Description
Background
The knight is getting bored of seeing the same black and white squares again and again and has decided to make a journey
around the world. Whenever a knight moves, it is two squares in one direction and one square perpendicular to this. The world of a knight is the chessboard he is living on. Our knight lives on a chessboard that has a smaller area than a regular 8 * 8 board, but it is still rectangular. Can you help this adventurous knight to make travel plans?
Problem
Find a path such that the knight visits every square once. The knight can start and end on any square of the board.
Input
The input begins with a positive integer n in the first line. The following lines contain n test cases. Each test case consists of a single line with two positive integers p and q, such that 1 <= p * q <= 26. This represents a p * q chessboard, where p describes how many different square numbers 1, . . . , p exist, q describes how many different square letters exist. These are the first q letters of the Latin alphabet: A, . . .
Output
The output for every scenario begins with a line containing "Scenario #i:", where i is the number of the scenario starting at 1. Then print a single line containing the lexicographically first path that visits all squares of the chessboard with knight moves followed by an empty line. The path should be given on a single line by concatenating the names of the visited squares. Each square name consists of a capital letter followed by a number.

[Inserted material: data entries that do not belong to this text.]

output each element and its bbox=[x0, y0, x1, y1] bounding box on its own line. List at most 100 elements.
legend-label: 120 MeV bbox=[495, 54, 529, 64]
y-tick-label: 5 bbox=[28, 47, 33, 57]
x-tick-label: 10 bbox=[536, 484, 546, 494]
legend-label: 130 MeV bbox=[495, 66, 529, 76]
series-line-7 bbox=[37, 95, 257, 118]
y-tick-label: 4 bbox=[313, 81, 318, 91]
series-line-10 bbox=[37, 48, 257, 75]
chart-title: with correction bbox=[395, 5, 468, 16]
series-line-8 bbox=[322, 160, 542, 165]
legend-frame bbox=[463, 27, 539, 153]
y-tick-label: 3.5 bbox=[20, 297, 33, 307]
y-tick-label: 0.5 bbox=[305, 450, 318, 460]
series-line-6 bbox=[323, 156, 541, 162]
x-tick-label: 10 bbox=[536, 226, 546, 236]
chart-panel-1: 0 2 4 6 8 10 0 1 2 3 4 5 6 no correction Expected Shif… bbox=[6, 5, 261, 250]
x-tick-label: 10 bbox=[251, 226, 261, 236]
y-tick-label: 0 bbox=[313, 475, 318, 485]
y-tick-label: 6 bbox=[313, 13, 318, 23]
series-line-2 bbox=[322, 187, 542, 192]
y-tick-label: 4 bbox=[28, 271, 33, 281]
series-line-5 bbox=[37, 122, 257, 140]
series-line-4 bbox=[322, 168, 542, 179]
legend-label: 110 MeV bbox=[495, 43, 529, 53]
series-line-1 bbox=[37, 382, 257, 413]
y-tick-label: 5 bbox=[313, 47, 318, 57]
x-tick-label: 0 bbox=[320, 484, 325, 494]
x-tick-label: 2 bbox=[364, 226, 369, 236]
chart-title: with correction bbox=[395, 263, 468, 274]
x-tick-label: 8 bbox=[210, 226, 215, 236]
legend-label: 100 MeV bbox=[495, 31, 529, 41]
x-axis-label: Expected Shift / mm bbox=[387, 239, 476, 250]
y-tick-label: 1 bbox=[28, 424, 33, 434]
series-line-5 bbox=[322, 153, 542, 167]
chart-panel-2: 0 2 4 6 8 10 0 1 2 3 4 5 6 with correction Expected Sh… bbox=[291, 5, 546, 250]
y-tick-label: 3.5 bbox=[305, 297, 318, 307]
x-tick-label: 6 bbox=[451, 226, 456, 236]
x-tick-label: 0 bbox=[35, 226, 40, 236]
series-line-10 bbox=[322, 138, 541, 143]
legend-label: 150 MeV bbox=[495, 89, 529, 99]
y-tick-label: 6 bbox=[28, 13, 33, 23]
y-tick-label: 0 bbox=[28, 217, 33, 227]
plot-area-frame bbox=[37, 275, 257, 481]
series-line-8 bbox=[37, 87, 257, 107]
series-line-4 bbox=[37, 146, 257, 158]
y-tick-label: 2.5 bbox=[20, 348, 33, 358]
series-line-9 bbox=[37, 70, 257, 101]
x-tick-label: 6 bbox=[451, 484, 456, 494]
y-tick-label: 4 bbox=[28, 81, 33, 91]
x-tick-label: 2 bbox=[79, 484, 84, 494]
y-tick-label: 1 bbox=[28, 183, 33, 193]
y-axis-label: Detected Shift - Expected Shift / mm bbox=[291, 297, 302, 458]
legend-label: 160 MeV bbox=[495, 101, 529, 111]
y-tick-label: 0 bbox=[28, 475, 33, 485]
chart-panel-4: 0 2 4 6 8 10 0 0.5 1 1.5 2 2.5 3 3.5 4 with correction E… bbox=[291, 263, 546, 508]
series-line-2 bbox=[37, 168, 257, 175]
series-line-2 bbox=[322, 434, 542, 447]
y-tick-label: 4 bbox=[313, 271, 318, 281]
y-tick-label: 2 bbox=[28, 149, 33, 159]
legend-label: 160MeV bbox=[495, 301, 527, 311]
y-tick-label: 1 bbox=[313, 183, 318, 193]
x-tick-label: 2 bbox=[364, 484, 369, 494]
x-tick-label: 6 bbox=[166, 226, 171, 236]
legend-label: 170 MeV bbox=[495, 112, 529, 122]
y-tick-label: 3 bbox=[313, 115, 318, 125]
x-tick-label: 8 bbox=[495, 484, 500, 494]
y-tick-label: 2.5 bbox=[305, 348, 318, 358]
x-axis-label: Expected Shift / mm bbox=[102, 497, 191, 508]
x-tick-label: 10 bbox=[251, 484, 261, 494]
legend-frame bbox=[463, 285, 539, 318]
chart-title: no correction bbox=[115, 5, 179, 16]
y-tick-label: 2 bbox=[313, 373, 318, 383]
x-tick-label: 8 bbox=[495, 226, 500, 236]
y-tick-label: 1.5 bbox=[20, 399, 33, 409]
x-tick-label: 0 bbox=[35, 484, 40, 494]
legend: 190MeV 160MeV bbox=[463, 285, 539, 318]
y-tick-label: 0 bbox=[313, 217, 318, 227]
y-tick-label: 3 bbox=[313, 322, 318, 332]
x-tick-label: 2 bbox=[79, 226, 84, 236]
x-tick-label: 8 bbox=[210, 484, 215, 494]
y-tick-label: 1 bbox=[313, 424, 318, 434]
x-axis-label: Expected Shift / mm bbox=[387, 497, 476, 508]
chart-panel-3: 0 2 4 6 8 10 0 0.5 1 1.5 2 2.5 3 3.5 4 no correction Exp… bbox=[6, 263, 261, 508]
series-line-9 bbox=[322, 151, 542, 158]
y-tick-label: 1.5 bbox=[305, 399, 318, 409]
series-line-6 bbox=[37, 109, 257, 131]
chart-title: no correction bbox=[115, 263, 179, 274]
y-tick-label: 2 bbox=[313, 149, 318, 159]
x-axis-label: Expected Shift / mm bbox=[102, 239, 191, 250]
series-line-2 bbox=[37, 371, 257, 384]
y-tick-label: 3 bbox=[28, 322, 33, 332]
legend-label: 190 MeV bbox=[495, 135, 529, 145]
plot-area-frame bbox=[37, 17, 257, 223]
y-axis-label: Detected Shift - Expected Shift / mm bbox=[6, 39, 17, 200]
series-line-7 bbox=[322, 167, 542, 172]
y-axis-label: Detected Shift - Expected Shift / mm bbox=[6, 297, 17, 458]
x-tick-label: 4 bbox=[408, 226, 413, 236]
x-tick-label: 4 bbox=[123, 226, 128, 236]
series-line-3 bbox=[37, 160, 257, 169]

If no such path exist, you should output impossible on a single line.
Sample Input
3
1 1
2 3
4 3
Sample Output
Scenario #1:
A1
Scenario #2:
impossible
Scenario #3:
A1B3C1A2B4C2A3B1C3A4B2C4
題意:在給定的p*q的國際棋盤上,任選一個起點,以馬走日的跳法不重複地走遍棋盤上的所有方格。棋盤行號爲數字,列號爲字母,給出字典序最小的路徑。

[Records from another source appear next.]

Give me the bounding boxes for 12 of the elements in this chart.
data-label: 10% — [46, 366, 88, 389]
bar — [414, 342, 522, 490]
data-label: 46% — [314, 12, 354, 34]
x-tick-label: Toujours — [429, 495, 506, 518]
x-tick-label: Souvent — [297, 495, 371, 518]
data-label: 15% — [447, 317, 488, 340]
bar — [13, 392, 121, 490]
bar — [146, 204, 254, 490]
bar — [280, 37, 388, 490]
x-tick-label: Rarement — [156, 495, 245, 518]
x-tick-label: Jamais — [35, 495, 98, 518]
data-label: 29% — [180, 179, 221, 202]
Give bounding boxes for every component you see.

分析:本題關鍵在於求出字典序最小的路徑,所以應從A1點開始進行DFS。對於各位置8個可以移動的方向應該從左至右,從上到下依次搜索,以確定字典序最小。
#include<iostream>
#include<cstring>
#include<vector>
#include<utility>
using namespace std;
int P,Q,dir[8][2]={{-2,-1},{-2,1},{-1,-2},{-1,2},
{1,-2},{1,2},{2,-1},{2,1}};//方向按從左至右,從上至下依次搜索
bool vis[26][26];
vector<pair<int,int> >path;//存儲已走的路徑
bool dfs(int x,int y)
{
vis[x][y]=true;
path.push_back(make_pair(x,y));
if(path.size()==P*Q) return true;//已走遍棋盤上所有方格
for(int i=0;i<8;i++)
{
int nx=x+dir[i][0],ny=y+dir[i][1];
if(nx>=0&&nx<Q&&ny>=0&&ny<P&&!vis[nx][ny])
{
if(dfs(nx,ny))
return true;
}
}
//不能走遍則改變當前路徑
vis[x][y]=false;
path.pop_back();
return false;
}
int main()
{
int n,k=1;
cin>>n;
while(n--)
{
memset(vis,0,sizeof(vis));
path.clear();
cin>>P>>Q;
printf("Scenario #%d:\n",k++);
if(!dfs(0,0))//從A1方格開始搜索
{
cout<<"impossible"<<endl;
}
else
{
for(int i=0;i<path.size();i++)
{
int x=path[i].first,y=path[i].second;
cout<<(char)('A'+x)<<(y+1);
}
cout<<endl;
}
cout<<endl;
}
return 0;
}